One of the most intriguing naming disputes in the world has reared its head again. After 27 years of friction, Greece and Macedonia are in talks for the latter to rename itself. Greece’s objection to its neighbour’s name stems from the fact that its northern region is also called Macedonia. On June 12, reports said an agreement had been reached on Macedonia appending the word “north” to itself. But the very next day, Macedonia’s president all but trashed the idea.
As this dispute plays out, it might be interesting to recall that for a brief moment at the dawn of independence, the subcontinent had to grapple with the same problem: the Muslim League, like Greece today, objected to the Congress taking the name India for the new country.
India or Hindustan?
In September 1947, barely a month after the British Raj ceased to exist, leaving in its place the two independent nations of India and Pakistan, Louis Mountbatten invited Muhammed Ali Jinnah to be the honorary president of an art exhibition from the “Dominions of India and Pakistan”. Mountbatten had overseen Partition as the Raj’s last viceroy and was now India’s governor general, an honorary appointee of the British sovereign roughly equivalent to the post-1950 president of the Indian republic.

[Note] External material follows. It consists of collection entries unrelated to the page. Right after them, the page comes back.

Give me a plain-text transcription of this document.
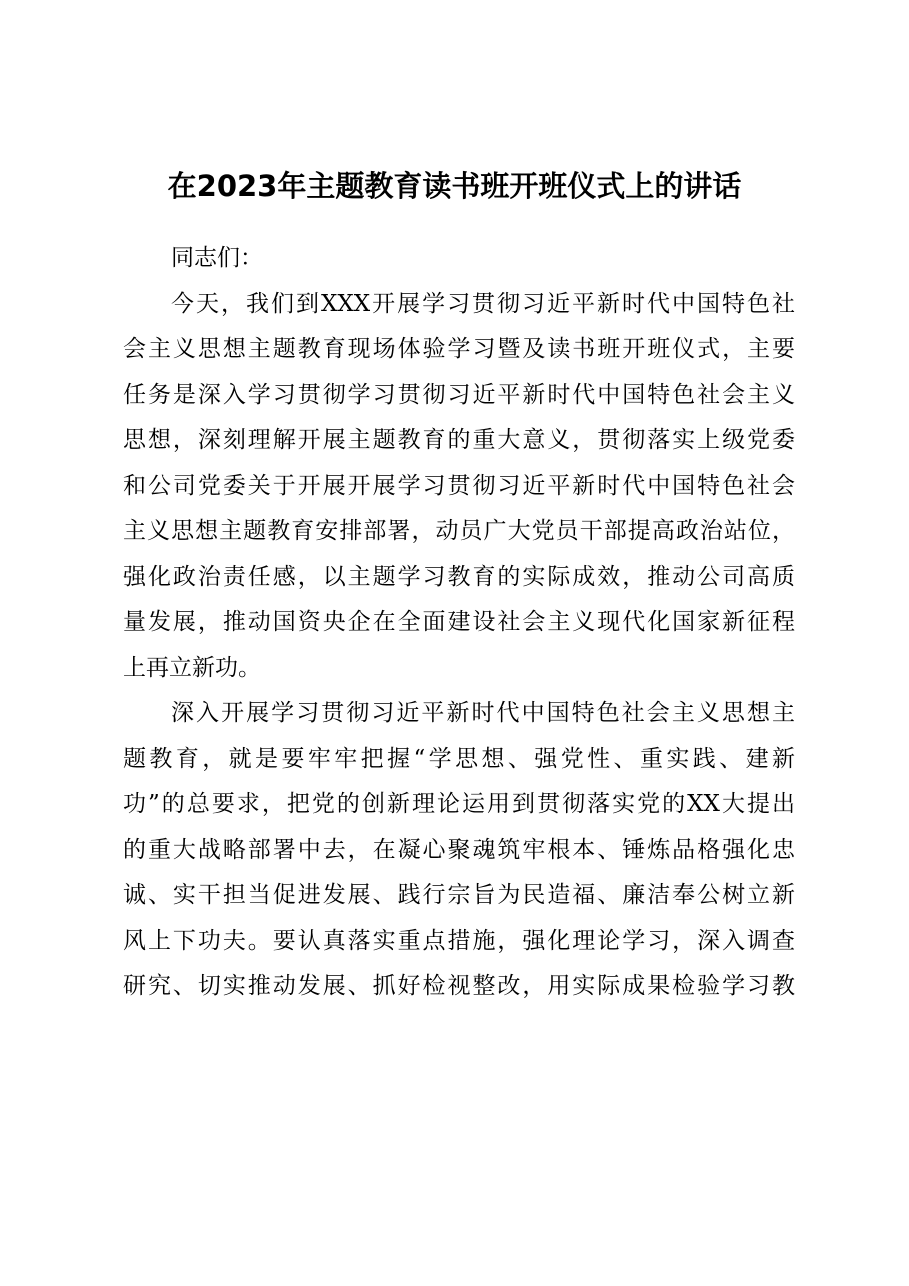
在2023年主题教育读书班开班仪式上的讲话
同志们：
今天，我们到XXX开展学习贯彻习近平新时代中国特色社
会主义思想主题教育现场体验学习暨及读书班开班仪式，主要
任务是深入学习贯彻学习贯彻习近平新时代中国特色社会主义
思想，深刻理解开展主题教育的重大意义，贯彻落实上级党委
和公司党委关于开展开展学习贯彻习近平新时代中国特色社会
主义思想主题教育安排部署，动员广大党员干部提高政治站位，
强化政治责任感，以主题学习教育的实际成效，推动公司高质
量发展，推动国资央企在全面建设社会主义现代化国家新征程
上再立新功。
深入开展学习贯彻习近平新时代中国特色社会主义思想主
题教育，就是要牢牢把握“学思想、强党性、重实践、建新
功”的总要求，把党的创新理论运用到贯彻落实党的XX大提出
的重大战略部署中去，在凝心聚魂筑牢根本、锤炼品格强化忠
诚、实干担当促进发展、践行宗旨为民造福、廉洁奉公树立新
风上下功夫。要认真落实重点措施，强化理论学习，深入调查
研究、切实推动发展、抓好检视整改，用实际成果检验学习教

Mountbatten and Jinnah did not get along (in an interview in 1973, Mountbatten would call Jinnah a “bastard”). Yet, in 1947, both were governors general, Mountbatten India’s and Jinnah Pakistan’s. Such an invitation was, therefore, standard fare. Jinnah, however, objected to it. The reason: the invitation used India rather than Hindustan to refer to the new country. He wrote to Mountbatten: “It is a pity that for some mysterious reason Hindustan have adopted the word ‘India’ which is certainly misleading and is intended to create confusion.”

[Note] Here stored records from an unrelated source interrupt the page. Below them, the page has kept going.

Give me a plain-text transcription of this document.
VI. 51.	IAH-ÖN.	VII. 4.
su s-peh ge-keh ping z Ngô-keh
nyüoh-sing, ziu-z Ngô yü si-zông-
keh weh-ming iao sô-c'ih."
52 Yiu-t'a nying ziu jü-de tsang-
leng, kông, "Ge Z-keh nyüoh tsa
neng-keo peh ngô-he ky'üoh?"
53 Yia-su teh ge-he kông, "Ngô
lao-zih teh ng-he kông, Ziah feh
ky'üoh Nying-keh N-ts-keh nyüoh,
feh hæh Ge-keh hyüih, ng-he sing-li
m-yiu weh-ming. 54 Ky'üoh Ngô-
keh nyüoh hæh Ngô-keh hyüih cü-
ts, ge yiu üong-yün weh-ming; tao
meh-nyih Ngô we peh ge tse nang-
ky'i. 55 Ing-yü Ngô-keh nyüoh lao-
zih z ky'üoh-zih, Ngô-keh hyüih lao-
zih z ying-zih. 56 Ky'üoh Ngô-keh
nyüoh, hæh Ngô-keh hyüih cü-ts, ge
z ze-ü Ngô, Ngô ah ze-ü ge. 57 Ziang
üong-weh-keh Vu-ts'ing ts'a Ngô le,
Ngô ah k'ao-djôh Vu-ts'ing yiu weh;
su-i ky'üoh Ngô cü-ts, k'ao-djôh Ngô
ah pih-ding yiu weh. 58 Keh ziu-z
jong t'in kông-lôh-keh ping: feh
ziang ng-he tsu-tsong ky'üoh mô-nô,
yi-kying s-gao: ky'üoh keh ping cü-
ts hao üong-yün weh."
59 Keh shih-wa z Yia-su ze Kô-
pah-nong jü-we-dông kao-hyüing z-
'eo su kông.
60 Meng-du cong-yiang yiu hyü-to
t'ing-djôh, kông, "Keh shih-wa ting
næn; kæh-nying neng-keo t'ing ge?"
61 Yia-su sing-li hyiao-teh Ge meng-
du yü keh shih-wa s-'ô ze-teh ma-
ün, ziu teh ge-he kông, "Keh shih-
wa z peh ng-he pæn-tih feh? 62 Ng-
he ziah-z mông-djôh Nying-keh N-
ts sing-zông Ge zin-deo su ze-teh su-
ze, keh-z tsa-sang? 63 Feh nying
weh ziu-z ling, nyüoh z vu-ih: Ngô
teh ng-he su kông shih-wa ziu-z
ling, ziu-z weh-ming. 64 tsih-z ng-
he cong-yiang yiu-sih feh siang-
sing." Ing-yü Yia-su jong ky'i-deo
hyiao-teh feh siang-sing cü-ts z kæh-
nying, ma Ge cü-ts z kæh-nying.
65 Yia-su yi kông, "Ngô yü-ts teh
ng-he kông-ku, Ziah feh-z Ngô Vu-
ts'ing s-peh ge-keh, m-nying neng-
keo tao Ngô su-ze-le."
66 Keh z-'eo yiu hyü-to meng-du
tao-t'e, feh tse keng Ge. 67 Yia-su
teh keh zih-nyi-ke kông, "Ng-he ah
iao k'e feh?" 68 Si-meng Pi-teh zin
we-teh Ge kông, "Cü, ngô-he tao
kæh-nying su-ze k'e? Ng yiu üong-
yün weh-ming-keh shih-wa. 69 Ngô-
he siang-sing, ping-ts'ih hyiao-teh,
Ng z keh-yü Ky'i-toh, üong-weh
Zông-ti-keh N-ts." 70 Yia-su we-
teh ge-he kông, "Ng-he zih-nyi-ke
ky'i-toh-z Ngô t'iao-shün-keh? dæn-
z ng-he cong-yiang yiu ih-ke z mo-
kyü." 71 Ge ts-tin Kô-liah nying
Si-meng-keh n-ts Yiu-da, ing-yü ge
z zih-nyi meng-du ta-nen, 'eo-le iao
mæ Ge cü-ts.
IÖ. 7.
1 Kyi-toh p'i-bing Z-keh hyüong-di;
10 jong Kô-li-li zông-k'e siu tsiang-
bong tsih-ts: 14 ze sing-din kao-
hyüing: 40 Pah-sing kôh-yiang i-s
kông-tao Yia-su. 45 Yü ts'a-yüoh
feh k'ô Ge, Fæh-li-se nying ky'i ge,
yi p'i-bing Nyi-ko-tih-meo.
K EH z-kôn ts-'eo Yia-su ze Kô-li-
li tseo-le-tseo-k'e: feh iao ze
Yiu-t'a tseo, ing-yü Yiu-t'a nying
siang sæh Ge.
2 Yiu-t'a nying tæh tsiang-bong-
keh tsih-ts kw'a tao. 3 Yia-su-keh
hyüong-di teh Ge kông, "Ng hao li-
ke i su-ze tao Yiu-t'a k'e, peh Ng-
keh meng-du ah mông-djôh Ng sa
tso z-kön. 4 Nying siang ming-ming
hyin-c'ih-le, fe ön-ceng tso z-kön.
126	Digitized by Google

He wanted the description to read, “exhibition of Pakistan and Hindustan art” – something that was unacceptable to Mountbatten. In the end, Jinnah accepted the invitation as is.
This was not a one-off incident. The Muslim League had objected to the name “Union of India” in the run-up to Partition, although there was little clarity about its reasons for doing so.
Lot in a name
Some commentators have argued that Jinnah’s objection to the name India shows that his final goal was some sort of a loose federation or confederation rather than outright partition. “India” would be a sum of Muslim “Pakistan” and Hindu “Hindustan”. The historian Ayesha Jalal writes that this was a “commentary perhaps that Jinnah never quite abandoned his strategy of bringing about an eventual union of India on the basis of Pakistan and Hindustan”.
The name India triggered a tussle even within the Indian Union. The British had chosen India, a word with Greek roots, as the name of their empire in the subcontinent and this colonial origin of the name engendered some objections to its use in the Constituent Assembly. “India”, however, had its uses given that it established the country as the successor to Britain’s Indian Empire. From the Indian Army to United Nations seat, the Indian Union inherited most of the legal titles enjoyed by British India.
In the end, a compromise was reached with the clunky phrase “India, that is Bharat” included in the Constitution, keeping both English and Hindi. While “India” has faced no real challenge since – even Hindi news channels now use the name – small pockets of the polity have always demanded that “India” be booted out and only “Bharat” retained.
In Pakistan, meanwhile, nomenclature seems to mirror its conflicted sense of national identity – or lack thereof. The word “Pakistan” was made up just a few decades before the country came into existence. Unlike most countries in the Old World, Pakistan does not acknowledge an ethnic group in its name as, say, France or Nepal do. And its name doesn’t lay claim to any larger subcontinental identity as the name “India” does.